Aquilo parecia dar um novo ânimo ao príncipe mais jovem, afinal, foi ele quem rastreou e capturou o prisioneiro. Já o haviam interrogado, mas ele era resistente, teimoso. E parecia querer irritar Kane. Noah não o interrogou porque haviam começado uma amizade no pouco tempo que passaram juntos. Era considerado duro e por vezes cruel, mas desta vez, Kane havia surpreendido. O príncipe assassino não o matou por interferência dos oficiais, mas esteve próximo de fazer isso. O líder graime estava curado de seu ferimento e parecia muito feliz nos últimos dias. O Rei estava satisfeito em vê-lo bem e apreciava a companhia de seu velho amigo. Por sua vontade, ele já teria deixado o Castelo Ambar e estaria trabalhando como Conselheiro. Mas o mago era completamente dedicado à Ihgraime, e a família. Duvidavam muito que ele fosse exigir alguma pena ao dono do arco que disparou a flecha que o feriu, mas Kane estranhou a reação do mago ao ouvir Arthur.

- Arthur... - disse ele, andando pela torre, pensativo. - Você não saberia me dizer a idade desse arqueiro?

- Acho que deve ter a idade de Kane. - Noah observou a troca de olhares entre o graime e seu pai, sem entender nada, mas com uma impressão que carregava consigo desde que vira o arqueiro graime pela primeira vez. - Lorde Rupert, o senhor é quem sabe, se quer ou não descer à masmorra. Fizemos questão de caçá-lo porque ele traiu a nossa confiança. Principalmente a de Lyra.

- Lyra o conhece? - Ele pareceu surpreso.

- Acho que até demais - Kane resmungou, demonstrando estar passando mal, bebendo mais água.

- Meu irmão quis dizer que eles parecem ter se aproximado muito no mosteiro, como amigos - Noah respondeu. - Ele é zeloso com ela, e ela parece... eu não sei explicar.
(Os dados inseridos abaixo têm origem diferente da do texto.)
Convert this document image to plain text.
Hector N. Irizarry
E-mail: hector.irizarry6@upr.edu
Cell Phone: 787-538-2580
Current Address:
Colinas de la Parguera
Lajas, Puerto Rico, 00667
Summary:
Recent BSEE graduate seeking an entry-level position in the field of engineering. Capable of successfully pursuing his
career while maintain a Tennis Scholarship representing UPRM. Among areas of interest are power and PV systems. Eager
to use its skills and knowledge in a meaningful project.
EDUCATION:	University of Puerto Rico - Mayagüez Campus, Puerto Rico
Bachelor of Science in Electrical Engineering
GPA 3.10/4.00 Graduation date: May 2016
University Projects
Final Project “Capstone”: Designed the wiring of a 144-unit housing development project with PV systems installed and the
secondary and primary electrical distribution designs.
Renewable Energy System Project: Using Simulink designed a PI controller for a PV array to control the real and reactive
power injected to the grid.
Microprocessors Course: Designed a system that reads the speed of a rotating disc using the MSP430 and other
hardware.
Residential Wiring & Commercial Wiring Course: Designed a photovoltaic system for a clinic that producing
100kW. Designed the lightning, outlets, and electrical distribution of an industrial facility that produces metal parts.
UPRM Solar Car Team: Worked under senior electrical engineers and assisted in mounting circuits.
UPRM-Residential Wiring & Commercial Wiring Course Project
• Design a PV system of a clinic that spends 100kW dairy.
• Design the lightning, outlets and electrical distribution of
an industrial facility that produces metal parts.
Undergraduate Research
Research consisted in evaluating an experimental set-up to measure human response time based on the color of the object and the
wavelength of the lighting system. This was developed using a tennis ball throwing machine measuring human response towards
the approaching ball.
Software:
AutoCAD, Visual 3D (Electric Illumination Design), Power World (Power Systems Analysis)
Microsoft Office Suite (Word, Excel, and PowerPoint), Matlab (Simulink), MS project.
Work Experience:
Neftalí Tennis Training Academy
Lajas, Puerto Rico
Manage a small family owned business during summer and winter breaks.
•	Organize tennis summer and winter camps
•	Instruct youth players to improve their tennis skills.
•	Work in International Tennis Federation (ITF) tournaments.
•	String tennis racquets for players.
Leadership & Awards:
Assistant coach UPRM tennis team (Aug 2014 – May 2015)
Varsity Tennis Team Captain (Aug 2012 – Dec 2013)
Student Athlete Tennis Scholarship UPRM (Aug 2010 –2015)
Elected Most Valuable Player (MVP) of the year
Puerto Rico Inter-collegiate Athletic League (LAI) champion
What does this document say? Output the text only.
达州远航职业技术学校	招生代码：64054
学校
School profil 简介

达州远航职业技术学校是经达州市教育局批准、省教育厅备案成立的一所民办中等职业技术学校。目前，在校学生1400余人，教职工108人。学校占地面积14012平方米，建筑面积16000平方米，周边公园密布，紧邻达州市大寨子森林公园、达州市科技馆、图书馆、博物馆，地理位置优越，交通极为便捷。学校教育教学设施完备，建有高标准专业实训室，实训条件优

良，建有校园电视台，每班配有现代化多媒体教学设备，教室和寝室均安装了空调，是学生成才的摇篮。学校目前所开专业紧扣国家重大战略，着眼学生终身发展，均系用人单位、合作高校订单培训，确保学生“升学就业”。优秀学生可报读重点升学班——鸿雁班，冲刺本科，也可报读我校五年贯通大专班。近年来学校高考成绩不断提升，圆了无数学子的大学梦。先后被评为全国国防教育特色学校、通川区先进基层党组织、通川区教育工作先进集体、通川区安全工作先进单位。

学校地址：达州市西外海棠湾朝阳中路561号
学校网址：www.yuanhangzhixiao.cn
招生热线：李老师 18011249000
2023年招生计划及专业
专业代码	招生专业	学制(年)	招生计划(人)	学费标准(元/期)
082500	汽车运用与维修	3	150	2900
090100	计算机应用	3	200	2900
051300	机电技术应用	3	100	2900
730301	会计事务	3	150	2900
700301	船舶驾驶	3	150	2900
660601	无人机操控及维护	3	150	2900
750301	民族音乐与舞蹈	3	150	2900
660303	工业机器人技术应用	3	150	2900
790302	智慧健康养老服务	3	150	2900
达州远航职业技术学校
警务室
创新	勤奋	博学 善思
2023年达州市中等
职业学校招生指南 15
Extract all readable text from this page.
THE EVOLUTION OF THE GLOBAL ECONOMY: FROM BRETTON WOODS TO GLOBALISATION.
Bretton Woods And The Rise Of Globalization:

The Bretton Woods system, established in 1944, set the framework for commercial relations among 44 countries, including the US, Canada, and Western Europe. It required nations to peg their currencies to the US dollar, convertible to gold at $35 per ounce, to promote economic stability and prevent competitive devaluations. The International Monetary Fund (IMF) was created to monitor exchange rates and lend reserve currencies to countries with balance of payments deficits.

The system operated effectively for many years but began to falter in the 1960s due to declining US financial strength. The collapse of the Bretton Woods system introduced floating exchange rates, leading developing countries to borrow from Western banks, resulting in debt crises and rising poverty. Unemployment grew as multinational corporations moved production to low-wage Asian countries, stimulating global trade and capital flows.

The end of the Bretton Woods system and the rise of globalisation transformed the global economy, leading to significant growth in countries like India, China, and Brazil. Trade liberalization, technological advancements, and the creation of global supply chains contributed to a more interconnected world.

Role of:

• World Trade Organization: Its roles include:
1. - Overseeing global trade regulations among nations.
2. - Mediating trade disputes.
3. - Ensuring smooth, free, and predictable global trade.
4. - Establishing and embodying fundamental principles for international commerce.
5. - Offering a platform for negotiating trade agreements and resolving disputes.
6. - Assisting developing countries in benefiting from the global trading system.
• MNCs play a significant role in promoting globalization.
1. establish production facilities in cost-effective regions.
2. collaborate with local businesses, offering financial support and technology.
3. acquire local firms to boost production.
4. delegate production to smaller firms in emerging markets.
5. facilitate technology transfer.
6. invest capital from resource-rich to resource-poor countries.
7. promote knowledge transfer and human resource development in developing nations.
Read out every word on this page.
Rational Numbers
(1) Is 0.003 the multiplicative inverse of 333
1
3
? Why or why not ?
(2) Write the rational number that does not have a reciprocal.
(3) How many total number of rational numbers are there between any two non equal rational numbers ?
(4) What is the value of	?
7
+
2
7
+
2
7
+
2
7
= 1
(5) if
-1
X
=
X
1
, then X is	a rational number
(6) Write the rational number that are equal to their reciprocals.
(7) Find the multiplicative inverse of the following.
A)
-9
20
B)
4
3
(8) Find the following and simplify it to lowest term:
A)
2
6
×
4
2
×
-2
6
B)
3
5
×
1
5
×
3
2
Parecem se conhecer há muito tempo.

Lorde Rupert pensou em como seria vê-los juntos, rindo e conversando; em como ele estaria agora com seus vinte e seis anos.

O peso que sentia em seu coração parecia ser menor agora, sabendo que ele estava bem. Tinha que ser ele, não poderia estar enganado. Um graime arqueiro, de cabelos loiros. Foi essa descrição que haviam dado do rapaz. Não achava que havia outro, pois graimes eram magos, e não arqueiros. Colin, o irmão de Miranda, era um habilidoso arqueiro.

Deve ter ensinado o garoto, pensou ele.

Queria tanto vê-lo, há quase vinte e seis anos. Kane o acompanhou, silencioso, à porta da masmorra, onde Sirius já o aguardava depois de ter trocado algumas palavras com Arthur. Os dois desceram juntos e o General manteve distância suficiente para não invadir a privacidade dos dois.

O líder graime parou diante da cela e viu um vulto negro em pé na escuridão, como se estivesse tentando se camuflar. De dentro da cela o prisioneiro viu um homem vestido com simplicidade, porem elegante, em sua túnica azul marinho, os cabelos mais escuros do que os seus. Ele o procurava na escuridão, e achava uma pena estar preso e desarmado, pois certamente poderia matá-lo naquele momento. Saiu das sombras e o mago o iluminou com a esfera que acabava de conjurar. Não havia dúvidas, ele era parecidíssimo com a irmã.

- Então você é Arthur - o mago disse, contendo suas emoções -, que por sorte minha não tornou-se meu executor.

- E milorde deve ser o senhor do Castelo Branco, nome pomposo para alguém desprezível. - As palavras e o jeito de falar duro foram uma impressão forte atirada na face do mago.

- Você sabe quem eu sou...

- Aparentemente os três reinos e os demais também. - Ele o encarou. - Antes de vê-lo eu achava que milorde seria mais impressionante de perto, mas não é, ao contrário de sua filha.

- Soube que vocês se conheceram, e ela gosta muito de você. - O lorde graime esperava que ela gostasse apenas como amigo, ou aquilo seria ainda mais complicado de explicar à Lyra. - E sim, sua irmã é impressionante.

- Ela não tem ideia do que você fez, não é? Ela não sabe que você deixou seu primogênito abandonado em Ullayn, sabe? Claro que não. - Arthur aproximou-se das grades e seu pai pôde ver os olhos em chama de raiva. Havia algo especial nele, apesar de não ter estudado magia. Se realmente quisesse, ele poderia se libertar daquelas correntes.

- Eu não abandonei você. Em nenhum minuto da minha vida nesses últimos vinte e seis anos. Você esteve presente em meu pensamento em cada portal que eu tentava abrir, em cada magia que eu executava para rastreá-lo. Mas parece que minha notoriedade não me precede - ele disse, querendo se aproximar da cela. - Você era o que faltava para que nossa vida fosse completa.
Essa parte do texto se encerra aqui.